Het is niet de eerste keer dat hem iets dergelijks overkomen is. Als indigenista (opkomend voor de indígenas/indianen) staat hij in de weg van grootgrondbezitters, drugsbaronnen, en andere belanghebbenden in de strijd over grondtoe-eigening, met contacten tot in de regering. Het zuidelijke Itapúa is gewild (vruchtbaar) grondgebied, en (nog) in tegenstelling tot de Chaco, drukbezet. Intimidatie is dus aan de orde van de dag.
Ik heb jullie eerder al verteld over de duidelijk zichtbare druk waar een Indiaanse comunidad onder leeft: op een klein stukje grond, ineengeperst tussen de enorme akkers van (buitenlandse!) grootgrondbezitters, wat eens hun bos, hun jachtgebied was.. Ze kunnen letterlijk en figuurlijk geen kant op!
De collega's in Itapúa doen belangrijk werk in de strijd om grondtoe-eigening, door middel van ondersteuning van een Indiaanse organisatie (ACIDI; bestaande uit leiders van verschillende comunidades). Maar het is niet zonder gevaar. Domingo is inmiddels weer thuis, en zelfs weer aan het werk. Hij heeft veel geluk gehad.
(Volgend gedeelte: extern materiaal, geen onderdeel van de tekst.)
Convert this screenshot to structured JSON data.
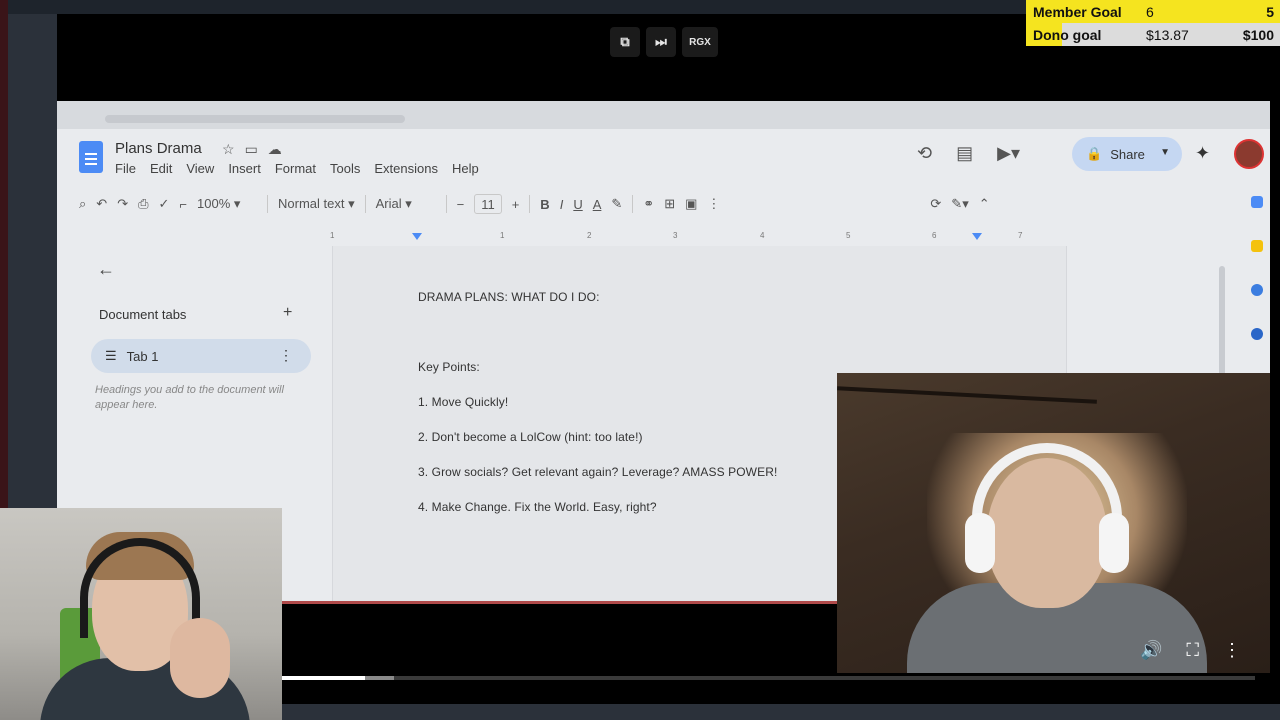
{
  "player": {
    "controls": [
      {
        "icon": "popout-icon",
        "glyph": "⧉"
      },
      {
        "icon": "skip-next-icon",
        "glyph": "⏭"
      },
      {
        "icon": "rgx-icon",
        "label": "RGX"
      }
    ],
    "progress": 0.085,
    "buffered": 0.115,
    "bottom_controls": [
      "volume-icon",
      "fullscreen-icon",
      "more-vert-icon"
    ],
    "bottom_glyphs": {
      "volume": "🔊",
      "fullscreen": "⛶",
      "more": "⋮"
    }
  },
  "goals": {
    "member": {
      "label": "Member Goal",
      "current": "6",
      "target": "5",
      "fill": 1.0
    },
    "dono": {
      "label": "Dono goal",
      "current": "$13.87",
      "target": "$100",
      "fill": 0.14
    },
    "colors": {
      "fill": "#f5e41f",
      "track": "#dcdcdc"
    }
  },
  "docs": {
    "title": "Plans Drama",
    "menu": [
      "File",
      "Edit",
      "View",
      "Insert",
      "Format",
      "Tools",
      "Extensions",
      "Help"
    ],
    "share_label": "Share",
    "toolbar": {
      "zoom": "100%",
      "style": "Normal text",
      "font": "Arial",
      "font_size": "11"
    },
    "ruler_ticks": [
      "1",
      "1",
      "2",
      "3",
      "4",
      "5",
      "6",
      "7"
    ],
    "side_panel": {
      "heading": "Document tabs",
      "tab_label": "Tab 1",
      "hint": "Headings you add to the document will appear here."
    },
    "content": {
      "heading": "DRAMA PLANS:  WHAT DO I DO:",
      "key_points": "Key Points:",
      "items": [
        "1. Move Quickly!",
        "2.  Don't become a LolCow (hint: too late!)",
        "3. Grow socials?  Get relevant again?  Leverage? AMASS POWER!",
        "4. Make Change.  Fix the World. Easy, right?"
      ]
    }
  }
}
Nu de situatie in de Chaco, het werkgebied van het kantoor waar ik werk. Ik waarschuw jullie alvast: Dit wordt een lang verhaal, met tevens een stukje geschiedenis.
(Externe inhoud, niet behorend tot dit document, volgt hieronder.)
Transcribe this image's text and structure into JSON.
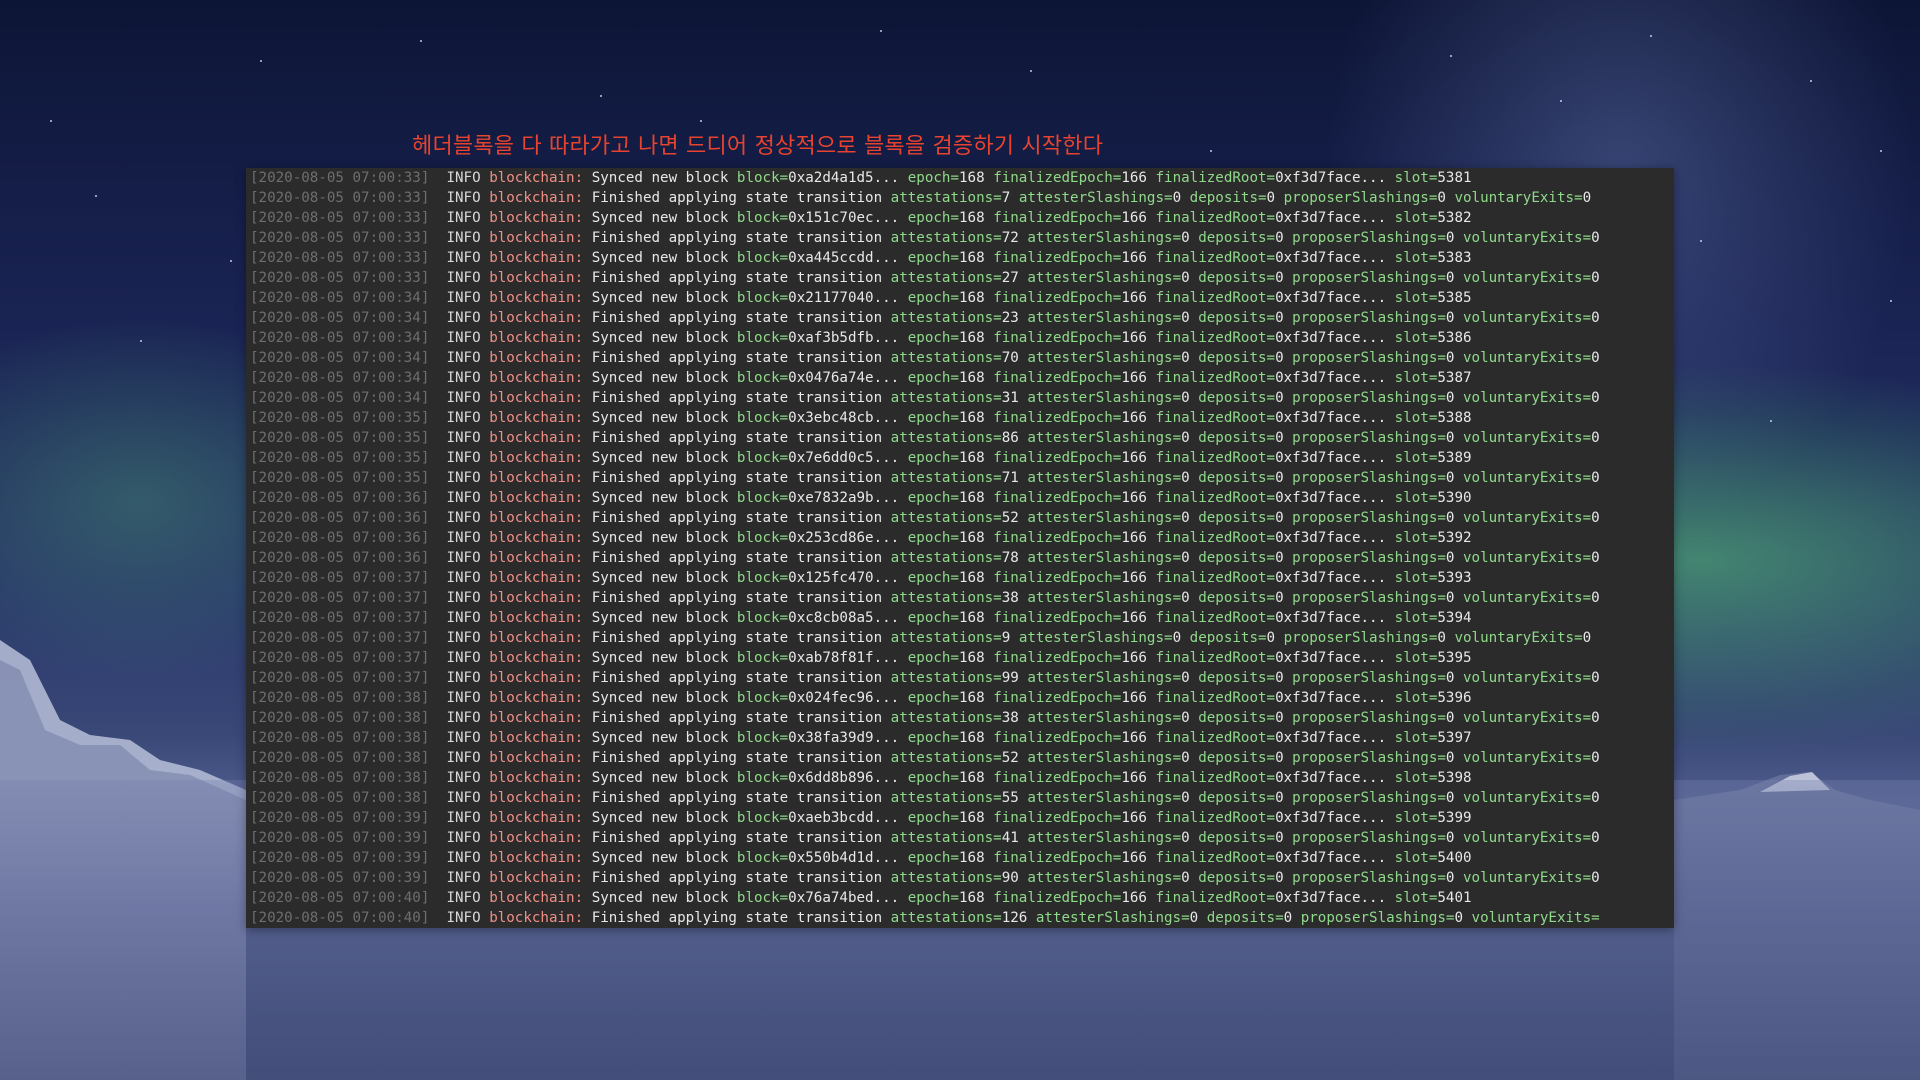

Wanneer je over de lange Trans-Chaco rijdt, zie je langs de weg vele hutjes, vaak nauwelijks meer dan een paar houten palen met een plastic zeil erover heen. Hier wonen Indianen die geen eigen grond hebben. Ze leven van de verkoop van zelfgemaakte producten (honing, koek), of producten opgekocht in de stad. De meeste van hen hebben ooit hun comunidades verlaten om een beter leven te vinden in de stad. Nadat dit geen succes bleek te zijn, zijn ze teruggekeerd naar de Chaco. Maar hun comunidades bestaan vaak niet meer (vrouwen en kinderen bleven immers alleen achter), en dus hebben ze nu geen grond meer. Er zijn verschillende ngo’s bezig om deze indianen nieuw grondgebied te geven, en nieuwe comunidades op te zetten. Dit vergt echter enorm veel tijd en is een moeizaam traject. Alles moet namelijk opnieuw ‘gecreëerd’ worden, ook de meer abstracte dingen als cultuur, leiderschap, identiteit, familie. Bovendien begint ook in de afgelegen Chaco grondtoe-eigening een strijd te worden.
Je vraagt je natuurlijk af: Waarom verlaten de indianen hun comunidades (en dus hun vrouwen en kinderen)?
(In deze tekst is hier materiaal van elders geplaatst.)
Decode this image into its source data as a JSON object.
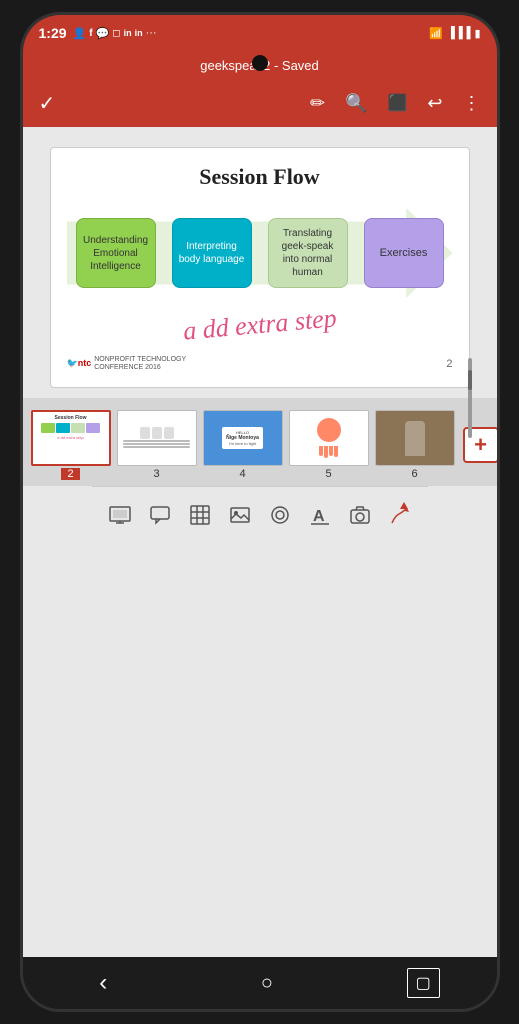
{
  "statusBar": {
    "time": "1:29",
    "icons": [
      "👤",
      "f",
      "💬",
      "◻",
      "in",
      "in",
      "···"
    ],
    "rightIcons": [
      "wifi",
      "signal",
      "battery"
    ]
  },
  "titleBar": {
    "text": "geekspeak2 - Saved"
  },
  "toolbar": {
    "checkmark": "✓",
    "icons": [
      "✏",
      "🔍",
      "⬜",
      "↩",
      "⋮"
    ]
  },
  "slide": {
    "title": "Session Flow",
    "boxes": [
      {
        "label": "Understanding Emotional Intelligence",
        "color": "green"
      },
      {
        "label": "Interpreting body language",
        "color": "teal"
      },
      {
        "label": "Translating geek-speak into normal human",
        "color": "lime"
      },
      {
        "label": "Exercises",
        "color": "purple"
      }
    ],
    "handwriting": "a dd extra step",
    "slideNumber": "2",
    "logoText": "NONPROFIT TECHNOLOGY\nCONFERENCE 2016"
  },
  "thumbnails": [
    {
      "number": "2",
      "active": true
    },
    {
      "number": "3",
      "active": false
    },
    {
      "number": "4",
      "active": false
    },
    {
      "number": "5",
      "active": false
    },
    {
      "number": "6",
      "active": false
    }
  ],
  "bottomToolbar": {
    "icons": [
      "slides",
      "comment",
      "table",
      "image",
      "shape",
      "text",
      "camera",
      "ink"
    ]
  },
  "navigation": {
    "back": "‹",
    "home": "○",
    "recent": "▢"
  }
}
Het leven in de comunidades is de laatste decennia nogal veranderd, sinds de komst van steeds meer ‘blanken’ in het gebied. De twee grootste problemen voor de Indiaanse samenlevingen zijn verlies van grondgebied, en gebrek aan water. Dit laatste heeft als grootste oorzaak het steeds extremer wordende klimaat, wat leidt tot langdurige droogtes, waarbij er nauwelijks nog water te vinden is gedurende de wintermaanden (mei-oktober). Natuurlijk hebben de Indianen hier wel oplossingen voor gevonden door de tijd heen (tajamares en aljibes - waterputsystemen), en was de Chaco bovendien niet dichtbevolkt. Maar de komst van buitenstaanders heeft het er niet beter op gemaakt. Grote veehouderijen eisen steeds meer grond op, en gebruiken het weinige water wat er is voor hun vee. Vanwege steeds minder grond (en bos om in te jagen), en gebrek aan water waardoor ook landbouw moeilijk wordt, zijn de mannen uit de comunidades genoodzaakt om betaald werk te gaan zoeken. In de nabijgelegen estancias (veehouderij), in de kolonies van de mennonieten, of zelfs de verre stad. Hier worden zij gediscrimineerd, hebben zij zelden onderdak, en gebeurt het maar al te vaak dat lonen niet uitbetaald worden. Het geld wat zij wel ontvangen, gaat helaas vaak op aan alcohol en sigaretten, in plaats van dat zij daarmee terugkeren naar hun vrouwen en kinderen. Dit heeft o.a. te maken met het verlies van identiteitsgevoel vanwege sociale uitsluiting, en uitzichtloze situaties (maar ook de verleiding van materiële zaken). In de comunidades heerst er onrust, wantrouwen, en is er sprake van verzwakking van het leiderschap. Dit leidt tot geweld, voornamelijk tegenover vrouwen. Vrouwen hadden vroeger een belangrijke status, de gemeenschappen waren matrilineair. Maar door allerlei invloeden van buitenaf (militairen, religieuze instanties, project- en beleidsmakers, politieke invloeden) is ook bij de Indiaanse samenlevingen het ‘machismo’ binnengetreden, waar vooral de vrouwen de dupe van zijn. Met het verlies van het traditionele leven, gaat helaas ook het verlies van traditionele kennis gepaard op het gebied van taal, flora en fauna, medische kennis van planten, gezondheidszorg, voedselverbouw, shamanisme, culturele aspecten als dans, handwerk, etc. Jongeren verliezen interesse in hun eigen cultuur.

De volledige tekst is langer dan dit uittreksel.